In 2014, at least 25 children were killed when barrel bombs fell on their elementary school, the opposition group Local Coordination Committees of Syria said.
The crude weapons are typically dropped from helicopters and are banned by international law because they kill and maim indiscriminately.
Why launch a chemical attack in Khan Sheikhoun, and why now?
Khan Sheikhoun is a key opposition town located on a crucial supply route on major highway.
"This town is a major funneling route to send supplies to Hama province from southern Idlib (province)," Kozak said.
He said the timing of Tuesday's chemical attack makes sense, too. For the past several weeks rebels have been attacking regime-held Hama city, just up the highway.
"I think this town was on the target list by the government." Kozak said.
But not everyone believes Assad is behind that chemical attack. US House Rep. Thomas Massie is skeptical.
"Frankly, I don't think Assad would have done that," said Massie, who voted against intervention in Syria in 2014. "It does not serve his interest. It would tend to draw us into the civil war even further."
How does the regime respond to claims it's killing civilians?
The Syrian regime has long insisted it's not targeting innocent people. Since 2011, the government says it has been fighting "terrorists" -- long before terrorists from ISIS starting making headway in the war-torn country.
That's not to say rebels are without blame. They, too, have been accused of war crimes.
"There's been plenty of shelling by rebel forces on regime-held parts of Aleppo and Damascus -- they've conducted indiscriminate attacks," Kozak said. But those "pale in comparison to the scale of attacks against civilians" committed by Assad's government, he added.
"The regime remains responsible for the majority of civilian deaths in the Syrian civil war" he said.
Why does the regime get blamed for most of the civilian deaths?
Simply put, rebels and other factions don't have the equipment or firepower to launch many of the major attacks that have killed civilians. Kozak calls this "asymmetrical warfare."

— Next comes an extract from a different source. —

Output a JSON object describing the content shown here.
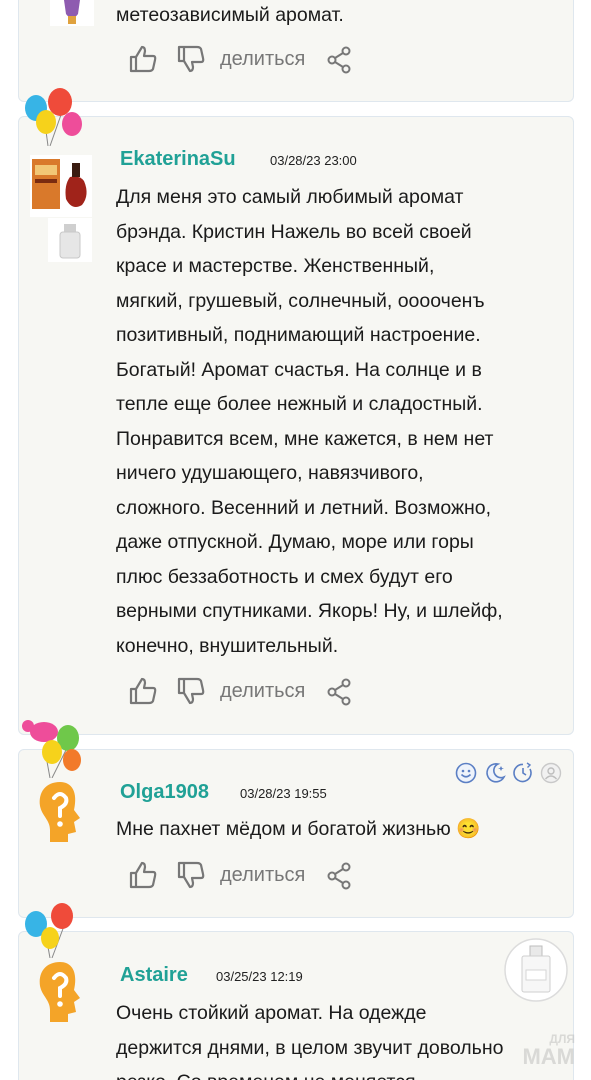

"Asymmetrical warfare is basically when war is conducted by fighters that are not of equal strength," he said. "The regime has a standing military, (and) the opposition does not."
And that gives the regime a technological edge.
"They can use the air force, ballistic missiles, chemical weapons, mass heavy artillery," Kozak said.
Are attacks against civilians helping either side in the war?
The Assad government certainly benefits from eliminating civilians in opposition areas, Kozak said.
The regime has managed to "besiege, soften, and ultimately force the surrender of opposition-held urban centers -- thereby avoiding manpower-intensive urban warfare," he said.
And the attacks can "demoralize and displace civilian populations in opposition-held terrain."
"The greatest threat facing the regime is ultimately the creation of a credible political alternative that could rally international support and challenge its claims to legitimate governance," Kozak said.
"The regime's sustained pressure on civilian populations and infrastructure precludes this development by disrupting day-to-day life in opposition-held regions and driving civilians to flee either into regime-held terrain or out of the country entirely. The regime thus bolsters its own claim as the sole legitimate protector of its citizens in part through a humanitarian crisis of its own design."